Lo stesso Papa Francesco, riferendosi agli ultimi accadimenti (Gaza, Ucraina ecc…), in tempi non sospetti usò parole molto forti per descrivere l’attuale panorama contemporaneo (‘c’è una terza guerra mondiale in atto, ma non si vede perché combattuta a tratti’). E oggi, a 13 anni da quel deplorevole fatto, cosa è cambiato? A giudicare dalle orribili decapitazioni dei giornalisti americani James Foley e Steven Sotloff, la risposta appare piuttosto scontata. Stando ad un sondaggio del Wall Street Journal/Nbc, un americano su due – in percentuali circa il 47% – è convinto che il suo paese sia meno sicuro di quanto non lo fosse prima dell’11 settembre stesso. Dato allarmante, soprattutto se confrontato con la statistica del 2002 (dunque ad appena un anno di distanza dallo schianto degli aerei) aggirante intorno al 20%. New York, purtroppo, pare sia destinata a rimanere nei pensieri dei terroristi ancora per molto.
L’aver giustiziato Osama Bin Laden – riconosciuto tra i principali autori di quella maledetta spedizione suicida – ha generato un odio ancor più profondo; anzi, le teste sono raddoppiate, se non triplicate. Proprio come l’idra, leggendario essere mitologico battuto da Eracle. Ma qui il paragone con l’antica Grecia regge sino ad un certo punto.

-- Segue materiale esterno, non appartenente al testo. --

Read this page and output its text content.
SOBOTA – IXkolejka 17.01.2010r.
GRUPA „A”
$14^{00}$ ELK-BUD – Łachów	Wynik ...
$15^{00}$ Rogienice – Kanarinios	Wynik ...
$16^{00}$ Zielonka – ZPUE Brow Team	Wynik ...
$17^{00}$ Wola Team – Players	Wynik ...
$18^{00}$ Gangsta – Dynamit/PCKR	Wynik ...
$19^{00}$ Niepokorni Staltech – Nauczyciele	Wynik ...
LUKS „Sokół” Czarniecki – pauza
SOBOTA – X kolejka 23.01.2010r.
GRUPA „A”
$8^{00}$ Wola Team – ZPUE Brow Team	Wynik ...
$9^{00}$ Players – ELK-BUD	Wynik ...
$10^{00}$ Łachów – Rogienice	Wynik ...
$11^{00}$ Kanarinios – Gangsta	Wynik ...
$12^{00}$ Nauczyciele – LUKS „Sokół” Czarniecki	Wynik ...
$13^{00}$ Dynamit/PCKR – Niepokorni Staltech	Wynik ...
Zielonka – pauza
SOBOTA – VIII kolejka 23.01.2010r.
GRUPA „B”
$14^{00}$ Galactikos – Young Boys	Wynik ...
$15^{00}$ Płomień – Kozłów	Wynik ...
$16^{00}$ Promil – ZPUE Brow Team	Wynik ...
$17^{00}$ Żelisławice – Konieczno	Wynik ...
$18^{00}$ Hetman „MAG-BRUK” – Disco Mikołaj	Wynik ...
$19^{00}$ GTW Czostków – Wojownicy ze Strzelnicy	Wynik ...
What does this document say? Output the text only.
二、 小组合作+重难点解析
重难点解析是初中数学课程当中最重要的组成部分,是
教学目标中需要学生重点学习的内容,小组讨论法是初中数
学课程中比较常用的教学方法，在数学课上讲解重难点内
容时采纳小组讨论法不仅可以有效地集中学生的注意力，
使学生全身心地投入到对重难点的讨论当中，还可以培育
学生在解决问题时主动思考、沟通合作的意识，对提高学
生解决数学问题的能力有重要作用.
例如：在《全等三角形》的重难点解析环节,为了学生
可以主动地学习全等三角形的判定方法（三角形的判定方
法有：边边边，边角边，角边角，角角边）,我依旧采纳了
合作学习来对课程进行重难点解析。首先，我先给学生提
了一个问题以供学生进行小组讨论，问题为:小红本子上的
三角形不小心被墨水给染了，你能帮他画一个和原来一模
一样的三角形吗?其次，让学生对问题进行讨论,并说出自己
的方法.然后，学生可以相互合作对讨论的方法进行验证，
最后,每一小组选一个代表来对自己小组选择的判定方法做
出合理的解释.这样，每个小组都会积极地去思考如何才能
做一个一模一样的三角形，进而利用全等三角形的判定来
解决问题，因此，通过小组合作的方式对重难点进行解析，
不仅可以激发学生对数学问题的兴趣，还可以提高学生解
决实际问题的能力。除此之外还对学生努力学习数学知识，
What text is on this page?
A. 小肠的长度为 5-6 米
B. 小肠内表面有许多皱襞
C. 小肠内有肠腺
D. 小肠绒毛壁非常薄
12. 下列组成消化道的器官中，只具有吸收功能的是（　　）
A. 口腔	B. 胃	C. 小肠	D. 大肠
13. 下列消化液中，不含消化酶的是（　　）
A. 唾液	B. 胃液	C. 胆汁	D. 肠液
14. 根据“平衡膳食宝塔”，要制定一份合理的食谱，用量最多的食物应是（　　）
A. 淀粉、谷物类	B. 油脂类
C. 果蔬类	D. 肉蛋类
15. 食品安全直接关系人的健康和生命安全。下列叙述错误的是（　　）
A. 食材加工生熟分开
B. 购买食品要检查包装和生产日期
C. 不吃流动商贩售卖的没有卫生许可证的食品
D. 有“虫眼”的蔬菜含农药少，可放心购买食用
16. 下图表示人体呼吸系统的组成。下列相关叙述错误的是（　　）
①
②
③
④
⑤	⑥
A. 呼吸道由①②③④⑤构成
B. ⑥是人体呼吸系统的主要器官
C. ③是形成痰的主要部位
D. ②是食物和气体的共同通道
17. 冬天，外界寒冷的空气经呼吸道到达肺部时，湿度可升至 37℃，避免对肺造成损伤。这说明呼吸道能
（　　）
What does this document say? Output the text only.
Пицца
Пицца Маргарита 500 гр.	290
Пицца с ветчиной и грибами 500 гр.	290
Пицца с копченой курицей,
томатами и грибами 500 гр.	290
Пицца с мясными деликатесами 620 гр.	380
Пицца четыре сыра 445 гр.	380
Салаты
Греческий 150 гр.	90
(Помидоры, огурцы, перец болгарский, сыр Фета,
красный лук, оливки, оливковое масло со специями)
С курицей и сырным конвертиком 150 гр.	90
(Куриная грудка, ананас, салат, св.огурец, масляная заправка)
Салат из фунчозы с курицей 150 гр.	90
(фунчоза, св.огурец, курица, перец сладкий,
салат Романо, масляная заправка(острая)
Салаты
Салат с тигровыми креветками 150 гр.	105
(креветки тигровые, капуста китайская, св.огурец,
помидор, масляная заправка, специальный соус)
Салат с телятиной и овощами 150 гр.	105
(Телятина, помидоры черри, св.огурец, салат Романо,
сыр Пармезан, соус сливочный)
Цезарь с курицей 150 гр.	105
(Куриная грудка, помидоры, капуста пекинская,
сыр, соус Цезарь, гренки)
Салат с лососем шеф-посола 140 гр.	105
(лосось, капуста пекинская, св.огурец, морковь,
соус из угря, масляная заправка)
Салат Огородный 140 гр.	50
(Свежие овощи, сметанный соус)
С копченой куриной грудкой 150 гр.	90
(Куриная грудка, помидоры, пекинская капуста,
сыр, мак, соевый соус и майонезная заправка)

Siamo proprio sicuri che per fronteggiare l’Isis, o comunque le minacce Jihadiste in Iraq e Siria, vadano per forza compiute ‘dodici fatiche’ attraverso le armi? O andrebbe, al contrario, rafforzato il dialogo interreligioso? A questa domanda, però, non dovremmo avere noi la presunzione di rispondere; forse, tale compito spetta ai sopravvissuti dell’11 Settembre, se non a qualche madre privata ingiustamente del proprio figlio.